Sanguinity to Sexuality
Part V of Foucault’s History of Sexuality v.1 traces an interesting path regarding the politicized nature of sexual discourse. The privilege of a sovereign power, in ancient times, was that of life over death. A king or queen had the right to “dispose” of the lives he controlled; suicide became a crime in the nineteenth century because it usurped the right of the government to control the lives, the very blood of its citizens. This power of life and death was both direct and indirect. A citizen could be put to death for crimes or misplaced loyalties, but they could also be sent to fight and die for causes in the name of that power. This power was not absolute privilege in Foucault’s view, but rather was conditioned by the criteria of defense and survival. The sovereign’s power over life was dissymmetrical, in that the power exercised over life was passive— to take life, or to let live. Power was a rite of seizure, a subtraction mechanism— a deduction.
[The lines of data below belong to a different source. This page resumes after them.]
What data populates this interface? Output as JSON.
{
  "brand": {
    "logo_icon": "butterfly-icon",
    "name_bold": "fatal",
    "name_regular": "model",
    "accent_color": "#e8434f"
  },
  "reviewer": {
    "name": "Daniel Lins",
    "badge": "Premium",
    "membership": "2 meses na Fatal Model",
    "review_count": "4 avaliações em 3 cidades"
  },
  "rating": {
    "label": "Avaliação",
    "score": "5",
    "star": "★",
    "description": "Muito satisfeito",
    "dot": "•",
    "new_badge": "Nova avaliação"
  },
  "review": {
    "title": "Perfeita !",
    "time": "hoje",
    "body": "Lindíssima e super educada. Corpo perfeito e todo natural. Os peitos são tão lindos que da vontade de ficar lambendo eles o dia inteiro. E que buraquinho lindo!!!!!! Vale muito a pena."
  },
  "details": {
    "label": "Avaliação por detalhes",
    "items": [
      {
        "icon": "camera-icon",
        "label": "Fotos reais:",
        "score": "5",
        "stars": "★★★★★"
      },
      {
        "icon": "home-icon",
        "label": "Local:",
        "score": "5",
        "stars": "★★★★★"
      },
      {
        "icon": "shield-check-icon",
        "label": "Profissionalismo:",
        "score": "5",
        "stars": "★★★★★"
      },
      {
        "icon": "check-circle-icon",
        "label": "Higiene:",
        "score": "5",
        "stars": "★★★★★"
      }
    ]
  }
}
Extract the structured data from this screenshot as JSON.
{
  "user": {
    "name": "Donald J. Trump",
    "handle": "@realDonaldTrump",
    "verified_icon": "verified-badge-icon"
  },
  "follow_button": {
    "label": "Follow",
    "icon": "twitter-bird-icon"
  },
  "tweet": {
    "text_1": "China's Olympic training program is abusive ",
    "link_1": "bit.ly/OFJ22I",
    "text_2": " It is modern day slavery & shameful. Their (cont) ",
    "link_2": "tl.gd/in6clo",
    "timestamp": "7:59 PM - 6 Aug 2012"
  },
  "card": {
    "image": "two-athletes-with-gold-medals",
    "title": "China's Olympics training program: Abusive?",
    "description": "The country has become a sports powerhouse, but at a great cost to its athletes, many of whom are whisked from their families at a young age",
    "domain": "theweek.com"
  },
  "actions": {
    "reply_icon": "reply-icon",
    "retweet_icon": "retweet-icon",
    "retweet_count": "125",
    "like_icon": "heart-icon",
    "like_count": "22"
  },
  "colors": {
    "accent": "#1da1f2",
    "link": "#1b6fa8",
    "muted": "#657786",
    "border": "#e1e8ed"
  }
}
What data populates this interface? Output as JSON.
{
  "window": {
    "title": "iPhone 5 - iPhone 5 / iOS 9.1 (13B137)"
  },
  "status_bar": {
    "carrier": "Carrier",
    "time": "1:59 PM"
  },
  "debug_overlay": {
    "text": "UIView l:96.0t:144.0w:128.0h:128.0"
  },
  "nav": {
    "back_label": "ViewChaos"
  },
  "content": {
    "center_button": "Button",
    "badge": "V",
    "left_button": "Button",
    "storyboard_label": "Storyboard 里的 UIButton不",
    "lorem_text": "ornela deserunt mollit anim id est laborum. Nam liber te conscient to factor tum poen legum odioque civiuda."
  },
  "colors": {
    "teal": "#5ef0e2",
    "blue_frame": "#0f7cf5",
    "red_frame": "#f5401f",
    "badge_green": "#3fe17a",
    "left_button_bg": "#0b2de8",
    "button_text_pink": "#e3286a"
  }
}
Foucault proposes that this deductive power has been reduced to only one element of power among many— power now seeks to “incite, reinforce, control, monitor, optimize, and organize the forces under it” (136). Interestingly enough, the power to take life asserts itself individually only in limited and highly disputed forms, such as capital punishment, whereas genocide and starvation are regularly applied to whole populations. The power to take life or let live has been replaced by the power to foster life or disallow it. The power to control life, in Foucault’s view, is constituted by two poles of thinking regarding the human body.